# Reingoats...LOL!



## FunnyRiverFarm (Sep 13, 2008)

Took some pics of the goats today for holiday cards:

Benny is the most photogenic of the bunch!









Jezabelle--looking pretty good!









Delilah--wanted no part of the antlers...nobody makes a fool out of Delilah!


----------



## toth boer goats (Jul 20, 2008)

That is the cutest....Delilah....is telling her mommy... that she don't want to be seen... in what she calls a dunce hat...LOL :greengrin:


----------



## cdtrum (Aug 25, 2008)

*LOVE IT!*

_Great Pics!_


----------



## AlaskaBoers (May 7, 2008)

:thumb: aww.


----------



## jdgray716 (Aug 8, 2008)

LOL, that is too cute. You always come up with good photo ideas.


----------



## FunnyRiverFarm (Sep 13, 2008)

Thanks everybody! I wish Delilah would have been more cooperative, but she just would not have any of it. It was too funny! :greengrin:


----------



## sealawyer (May 31, 2009)

Beautiful pics!


----------



## DebMc (Dec 11, 2009)

Cute!
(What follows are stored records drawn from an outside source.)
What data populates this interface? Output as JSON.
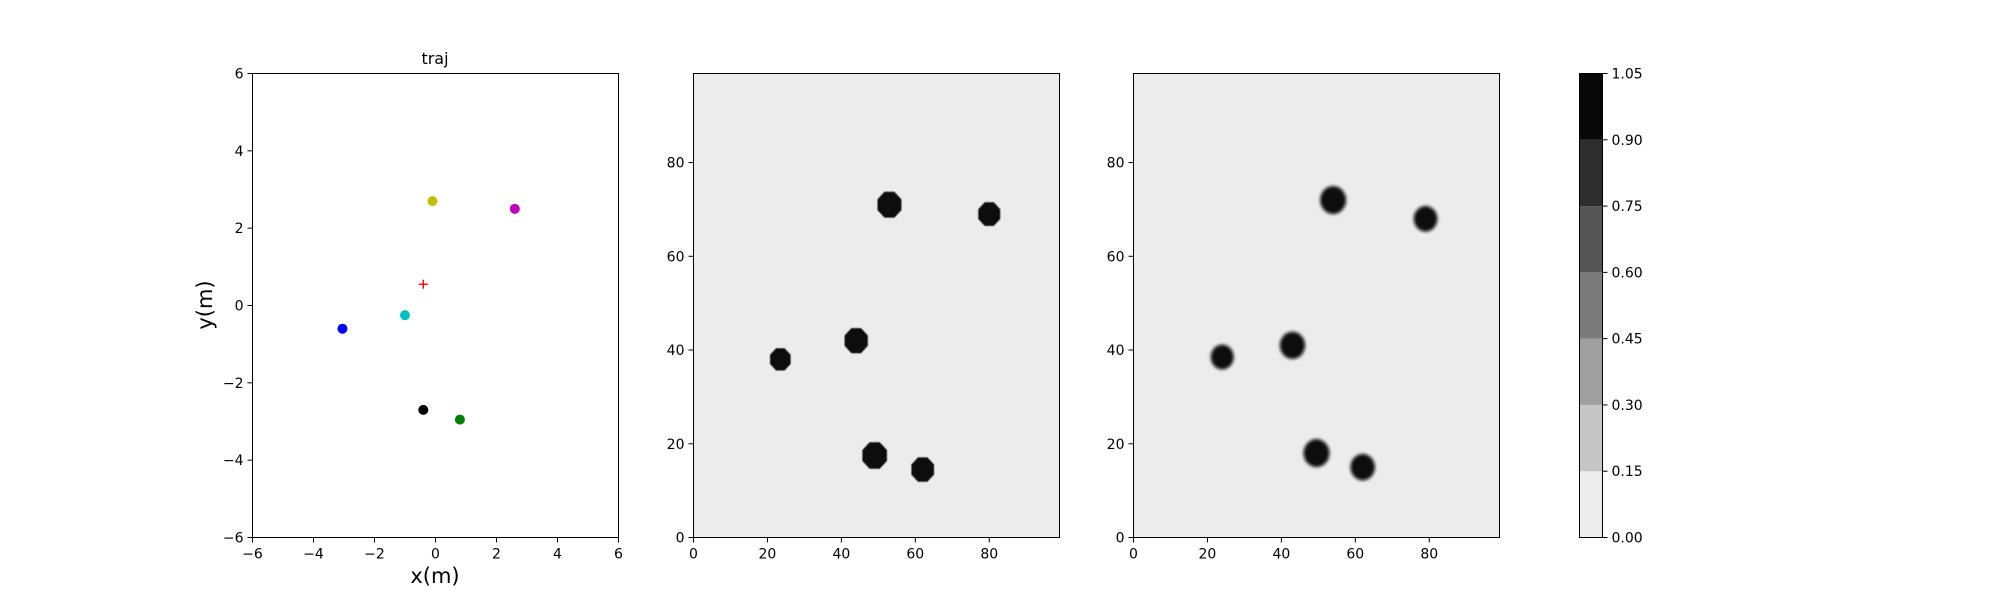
{
  "chart_data": [
    {
      "type": "scatter",
      "title": "traj",
      "xlabel": "x(m)",
      "ylabel": "y(m)",
      "xlim": [
        -6,
        6
      ],
      "ylim": [
        -6,
        6
      ],
      "xticks": [
        -6,
        -4,
        -2,
        0,
        2,
        4,
        6
      ],
      "yticks": [
        -6,
        -4,
        -2,
        0,
        2,
        4,
        6
      ],
      "grid": false,
      "points": [
        {
          "x": 2.6,
          "y": 2.5,
          "color": "#bf00bf",
          "marker": "circle"
        },
        {
          "x": -0.1,
          "y": 2.7,
          "color": "#bfbf00",
          "marker": "circle"
        },
        {
          "x": -0.4,
          "y": 0.55,
          "color": "#ff0000",
          "marker": "plus"
        },
        {
          "x": -1.0,
          "y": -0.25,
          "color": "#00bfbf",
          "marker": "circle"
        },
        {
          "x": -3.05,
          "y": -0.6,
          "color": "#0000ff",
          "marker": "circle"
        },
        {
          "x": -0.4,
          "y": -2.7,
          "color": "#000000",
          "marker": "circle"
        },
        {
          "x": 0.8,
          "y": -2.95,
          "color": "#008000",
          "marker": "circle"
        }
      ]
    },
    {
      "type": "heatmap",
      "title": "",
      "xlabel": "",
      "ylabel": "",
      "xlim": [
        0,
        99
      ],
      "ylim": [
        0,
        99
      ],
      "xticks": [
        0,
        20,
        40,
        60,
        80
      ],
      "yticks": [
        0,
        20,
        40,
        60,
        80
      ],
      "background_value": 0.05,
      "blobs": [
        {
          "x": 53,
          "y": 71,
          "radius": 3.5,
          "value": 1.0
        },
        {
          "x": 80,
          "y": 69,
          "radius": 3.2,
          "value": 1.0
        },
        {
          "x": 44,
          "y": 42,
          "radius": 3.4,
          "value": 1.0
        },
        {
          "x": 23.5,
          "y": 38,
          "radius": 3.0,
          "value": 1.0
        },
        {
          "x": 49,
          "y": 17.5,
          "radius": 3.6,
          "value": 1.0
        },
        {
          "x": 62,
          "y": 14.5,
          "radius": 3.3,
          "value": 1.0
        }
      ]
    },
    {
      "type": "heatmap",
      "title": "",
      "xlabel": "",
      "ylabel": "",
      "xlim": [
        0,
        99
      ],
      "ylim": [
        0,
        99
      ],
      "xticks": [
        0,
        20,
        40,
        60,
        80
      ],
      "yticks": [
        0,
        20,
        40,
        60,
        80
      ],
      "background_value": 0.05,
      "blobs": [
        {
          "x": 54,
          "y": 72,
          "radius": 3.5,
          "value": 1.0
        },
        {
          "x": 79,
          "y": 68,
          "radius": 3.2,
          "value": 1.0
        },
        {
          "x": 43,
          "y": 41,
          "radius": 3.4,
          "value": 1.0
        },
        {
          "x": 24,
          "y": 38.5,
          "radius": 3.1,
          "value": 1.0
        },
        {
          "x": 49.5,
          "y": 18,
          "radius": 3.5,
          "value": 1.0
        },
        {
          "x": 62,
          "y": 15,
          "radius": 3.3,
          "value": 1.0
        }
      ]
    }
  ],
  "colorbar": {
    "levels": [
      0.0,
      0.15,
      0.3,
      0.45,
      0.6,
      0.75,
      0.9,
      1.05
    ],
    "tick_labels": [
      "0.00",
      "0.15",
      "0.30",
      "0.45",
      "0.60",
      "0.75",
      "0.90",
      "1.05"
    ],
    "colors": [
      "#ececec",
      "#c6c6c6",
      "#9f9f9f",
      "#7b7b7b",
      "#555555",
      "#2d2d2d",
      "#080808"
    ]
  }
}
Benny makes a nice, cooperative Reingoat - ho, ho, ho!

Deb Mc


----------



## liz (Oct 5, 2007)

I still think that Benny is one handsome boy! Those antlers are just too cute on all of them, even un-co-operative Delilah


----------



## sweetgoats (Oct 18, 2007)

No way would my goats do that. OK, one, she is my 55 pound lap goat.


----------



## Tyler (Apr 26, 2009)

LOL! That is too funny!


----------



## crowe (Dec 14, 2009)

WOW, they are sooo cute,
wish I was that creative. Your goats are gorgeous. :thumb:


----------



## FunnyRiverFarm (Sep 13, 2008)

Thanks all--it was a lot of fun taking the pics and the goats seemed to enjoy the extra attention...except Delilah, that is!


----------



## myfainters (Oct 30, 2009)

Too cute!!

Jess
Faint-Hearted Ranch
www.faintheartedranch.net


----------



## silvergramma (Nov 9, 2009)

hey send me three of them will ya,,,,, lmao thats hilarious and so cute made my day


----------



## PattiXmas (Jan 1, 2010)

Such cute pictures!!!!


----------